Müm­taz’er Tür­kö­ne’nin bü­tün otu­rum­lar­da en çok atıf­ta bu­lu­nu­lan te­zi bu ba­kım­dan önem­li­dir. Tür­ki­ye’de üç mil­li­yet­çi­li­ğin bu­lun­du­ğu­na, çö­zü­mün ay­nı so­run­lu si­ya­sî di­li ko­nu­şan “An­ka­ra ve Di­yar­ba­kır mil­li­yet­çi­lik­le­ri”nde de­ğil, kay­naş­tı­ran et­ki­si ka­nıt­lan­mış “İs­tan­bul mil­li­yet­çi­li­ği”nde ol­du­ğu­na işa­ret eden Tür­kö­ne te­zi, biz­ce üze­rin­de dü­şün­me­ye ve ça­lı­şıl­ma­ya la­yık bir yak­la­şım­dır. 

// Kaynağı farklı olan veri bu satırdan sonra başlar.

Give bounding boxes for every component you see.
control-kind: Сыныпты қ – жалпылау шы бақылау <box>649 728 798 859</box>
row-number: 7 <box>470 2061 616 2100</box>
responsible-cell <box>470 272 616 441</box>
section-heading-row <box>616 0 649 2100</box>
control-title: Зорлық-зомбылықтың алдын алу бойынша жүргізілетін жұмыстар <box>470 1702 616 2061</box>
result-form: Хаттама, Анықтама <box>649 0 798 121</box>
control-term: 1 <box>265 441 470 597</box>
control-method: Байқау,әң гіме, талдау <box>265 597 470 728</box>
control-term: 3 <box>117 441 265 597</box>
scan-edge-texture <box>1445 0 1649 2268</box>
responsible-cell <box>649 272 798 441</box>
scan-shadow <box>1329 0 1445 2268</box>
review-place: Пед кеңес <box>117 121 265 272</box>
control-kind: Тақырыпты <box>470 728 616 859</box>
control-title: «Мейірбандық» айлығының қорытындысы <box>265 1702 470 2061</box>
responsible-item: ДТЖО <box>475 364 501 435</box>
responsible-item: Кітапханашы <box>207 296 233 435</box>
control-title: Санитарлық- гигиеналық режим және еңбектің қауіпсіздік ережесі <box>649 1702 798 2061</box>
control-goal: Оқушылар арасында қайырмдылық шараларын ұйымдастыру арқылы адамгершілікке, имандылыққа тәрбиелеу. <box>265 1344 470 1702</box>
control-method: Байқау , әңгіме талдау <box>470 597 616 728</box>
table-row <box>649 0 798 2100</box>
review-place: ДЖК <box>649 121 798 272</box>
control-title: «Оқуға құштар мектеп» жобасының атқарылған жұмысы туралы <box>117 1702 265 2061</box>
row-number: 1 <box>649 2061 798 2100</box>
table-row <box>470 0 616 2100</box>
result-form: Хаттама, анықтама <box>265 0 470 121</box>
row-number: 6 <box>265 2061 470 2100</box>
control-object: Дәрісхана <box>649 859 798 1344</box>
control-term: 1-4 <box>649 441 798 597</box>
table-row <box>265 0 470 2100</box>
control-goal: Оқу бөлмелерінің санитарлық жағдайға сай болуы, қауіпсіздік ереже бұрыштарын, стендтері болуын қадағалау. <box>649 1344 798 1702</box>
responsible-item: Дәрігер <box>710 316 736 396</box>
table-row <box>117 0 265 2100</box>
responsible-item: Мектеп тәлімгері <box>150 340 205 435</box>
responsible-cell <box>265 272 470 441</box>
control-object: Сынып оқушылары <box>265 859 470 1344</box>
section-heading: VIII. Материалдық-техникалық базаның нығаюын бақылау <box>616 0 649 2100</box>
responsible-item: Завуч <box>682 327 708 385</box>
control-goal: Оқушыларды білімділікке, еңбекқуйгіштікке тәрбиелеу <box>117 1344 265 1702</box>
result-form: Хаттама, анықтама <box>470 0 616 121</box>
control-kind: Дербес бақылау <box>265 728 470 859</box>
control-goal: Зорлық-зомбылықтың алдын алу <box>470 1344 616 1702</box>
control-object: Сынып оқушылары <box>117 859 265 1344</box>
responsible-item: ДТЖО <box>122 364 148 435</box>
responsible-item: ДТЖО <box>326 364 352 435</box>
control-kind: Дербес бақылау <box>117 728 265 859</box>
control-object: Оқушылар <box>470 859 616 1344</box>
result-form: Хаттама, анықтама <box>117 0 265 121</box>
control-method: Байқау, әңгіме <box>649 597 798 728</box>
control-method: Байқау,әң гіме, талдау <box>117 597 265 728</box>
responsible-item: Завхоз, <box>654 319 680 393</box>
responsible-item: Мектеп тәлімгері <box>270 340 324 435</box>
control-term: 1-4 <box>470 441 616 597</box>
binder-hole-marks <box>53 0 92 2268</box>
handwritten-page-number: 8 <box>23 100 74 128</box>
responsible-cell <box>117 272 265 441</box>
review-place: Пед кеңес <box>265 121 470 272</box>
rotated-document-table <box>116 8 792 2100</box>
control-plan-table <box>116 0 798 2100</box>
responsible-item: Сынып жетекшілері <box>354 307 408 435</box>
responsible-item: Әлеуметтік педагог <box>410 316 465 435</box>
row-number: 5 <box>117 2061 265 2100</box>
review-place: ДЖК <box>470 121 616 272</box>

So­nuç ola­rak, Tür­ki­ye Kürt me­se­le­sin­de ay­nı su­da iki de­fa yı­ka­na­ma­ya­cak. Fark­lı ses­le­re ger­çek­ten ih­ti­yaç du­yu­lu­yor; çün­kü ar­tık sa­de­ce bir “Kürt Me­se­le­si” de­ğil, bir de “Kür­dis­tan Me­se­le­si” var. Kür­dis­tan me­se­le­si­ni tar­tış­ma­ya bu­gün ne Türk­çü, ne de Kürt­çü si­ya­set dil­le­ri ye­ter­li de­ğil­dir. Bu top­rak­la­rı va­tan ya­pan ta­rih­sel de­rin­lik göz ar­dı edi­le­rek ya­pı­la­cak her tar­tış­ma ya­ban­cı­laş­ma­yı bes­le­mek­ten, par­ça­lan­ma­yı kö­rük­le­mek­ten öte­ye gi­de­me­ye­cek­tir. AB ile PKK ara­lı­ğı­na sı­kış­mış her cüm­le, so­ru­nun çö­zü­mü­ne de­ğil, da­ha da dal­la­nıp bu­dak­lan­ma­sı­na mal­ze­me ta­şı­mak­ta­dır. Bu dar si­ya­sî ara­lı­ğı kı­ra­cak fark­lı bir di­lin önü­nü aç­mak ik­ti­da­rın elin­de­dir. Tür­ki­ye bu se­fer bu so­run­la yüz­le­şi­yor­muş gi­bi yap­mak şan­sı­na sa­hip de­ğil­dir.